言葉の力

これは、おおもり監督のコラムです。

 

言葉の力

 

「先生はよくいろんな言葉が出てきますね。」

と皮肉交じりに言われた。試合を終え一息ついた、きただ先生は優しい顔を取り戻し、毒を吐いた。

 

日ごろから私と接していていろいろな側面から見ているとキザに聞こえたり、浮いた言葉に聞こえたりすることもあるのだろう。

 

私はすべて本気の言葉なんだといった。

 

半信半疑の彼女に説明をした。

 

例えば今日の試合前に俺はお前になんと言ったか覚えてる?

俺はしゃべった言葉もその瞬間の空気も景色も鮮明に覚えている。

 

前の試合が終わる20秒前に

「自分でこの大会が最後の試合と思うなら精一杯楽しめ。会場中広く使って楽しんでこいよ。」

私はその状況で

周囲のほかの選手、チームメイトが「思いっきりいくんだよ、前に出るんだよ、妥協せずいくんだよ」などの言葉を聴いていて

今彼女にかける最適の言葉を捜した。

 

「言葉は力だよ、うちのチームはそこが持ち味なんだよ」

 

と話した。なぜそう思うか?

 

私は以前に大きな過ちを犯したことがある。

春の高校選手権予選前、監督になり4,5年くらいが経ち、それなりに手ごたえを感じていた。

 

調整もうまくいき前日の練習終了後、近くにある武道の神様が祀られている香取神社の境内に選手を集めた。一人一人にお守りを渡し「明日みんなで喜び合おう」と話し、気持ちも最高潮に達した。

 

翌日選手たちの顔を見ると真っ青で柔道をやる以前に体が動いていなかった。

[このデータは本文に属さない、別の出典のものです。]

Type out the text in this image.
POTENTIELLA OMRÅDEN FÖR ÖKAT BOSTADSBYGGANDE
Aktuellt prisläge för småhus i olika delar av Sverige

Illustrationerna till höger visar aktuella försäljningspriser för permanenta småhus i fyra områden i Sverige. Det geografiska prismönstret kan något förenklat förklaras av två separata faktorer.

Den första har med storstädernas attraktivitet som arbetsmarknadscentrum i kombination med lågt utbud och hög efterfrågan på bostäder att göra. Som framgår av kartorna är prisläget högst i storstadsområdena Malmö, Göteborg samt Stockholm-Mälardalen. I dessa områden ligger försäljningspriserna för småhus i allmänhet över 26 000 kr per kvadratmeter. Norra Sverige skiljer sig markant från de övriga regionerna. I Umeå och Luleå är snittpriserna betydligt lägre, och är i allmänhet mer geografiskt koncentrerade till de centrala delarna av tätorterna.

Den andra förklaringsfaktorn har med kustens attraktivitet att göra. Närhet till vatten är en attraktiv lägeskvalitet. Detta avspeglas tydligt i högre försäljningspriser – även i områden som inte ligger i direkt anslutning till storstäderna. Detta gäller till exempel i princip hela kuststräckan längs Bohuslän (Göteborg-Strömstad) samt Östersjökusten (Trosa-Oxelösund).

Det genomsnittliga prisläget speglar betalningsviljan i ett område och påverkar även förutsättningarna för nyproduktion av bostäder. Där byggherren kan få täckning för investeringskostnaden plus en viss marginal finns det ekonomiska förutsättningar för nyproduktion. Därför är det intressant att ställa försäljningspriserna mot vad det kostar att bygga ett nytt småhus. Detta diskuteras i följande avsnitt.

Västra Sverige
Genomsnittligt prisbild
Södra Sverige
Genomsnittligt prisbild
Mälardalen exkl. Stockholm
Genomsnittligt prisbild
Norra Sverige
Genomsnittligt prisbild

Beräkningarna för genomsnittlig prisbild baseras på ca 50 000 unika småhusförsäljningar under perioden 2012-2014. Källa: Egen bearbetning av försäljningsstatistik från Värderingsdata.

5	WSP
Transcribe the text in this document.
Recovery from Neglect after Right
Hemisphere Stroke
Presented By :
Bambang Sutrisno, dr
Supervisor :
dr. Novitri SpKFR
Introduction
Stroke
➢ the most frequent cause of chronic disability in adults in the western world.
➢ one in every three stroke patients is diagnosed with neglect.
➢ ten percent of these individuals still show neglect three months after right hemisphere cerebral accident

もう修正は効かなかった。ベスト8を前にして敗退。なすすべなく敗れた選手たちの顔は信じられないように呆然としていた。

 

そのとき学んだことは、柔道は一瞬の競技で野球やサッカー、ラグビーなどとは試合への入り方が大きく異なることを知った。それからは私は試合場でいかに選手を落ち着いた状態で上がらせるかを考えるようになった。

 

例えば試合会場で呼び出されて相手チームが並んでいたときのこと「しゅうとくこうこう」、と幾度かアナウンスされた、選手は急いで赤帯を締め走って会場に入ろうとした。

 

私は

「ちょっと待て、

 

もう一度帯をはずせ、

 

じゃ行こうか」

 

と何事もないように試合に向かったことがある。そんなことで選手は冷静さや判断力を普段どおりにすることができる。

 

もう一つは選手個々との日ごろからの会話である。その選手がどういう話、どういうトーンで話しかけると一番リラックスした表情になるかをインプットしておく。

 

そうすると試合前にかける言葉の種類が変わってくる。

「お前にまかせたぞ」でよーしと思う選手もいれば硬くなる選手もいる。

 

日ごろの会話が重要になってくる。

 

言葉とは間が大切だと思う。

 

落語から学ぶことが多い。

 

一流で客を楽しませることのできる噺家さんはやはり間の取り方空気を自由自在に操っている。

 

私もここ一番というときには次の行動の何秒前にこの言葉を言おうと常にカウントダウンをしている。

 

しかし選手から見たらいかにも何にも考えてなさそうで、緊張のかけらもない監督を演じている。

 

そこが大きな勝負の分かれ道になる。

 

全国大会の上位に行けば行くほどそういった余裕の行動を忘れてしまう。

その時は負けたときで、後で考えると後悔の念と自分の未熟さを大いに感じてしまう。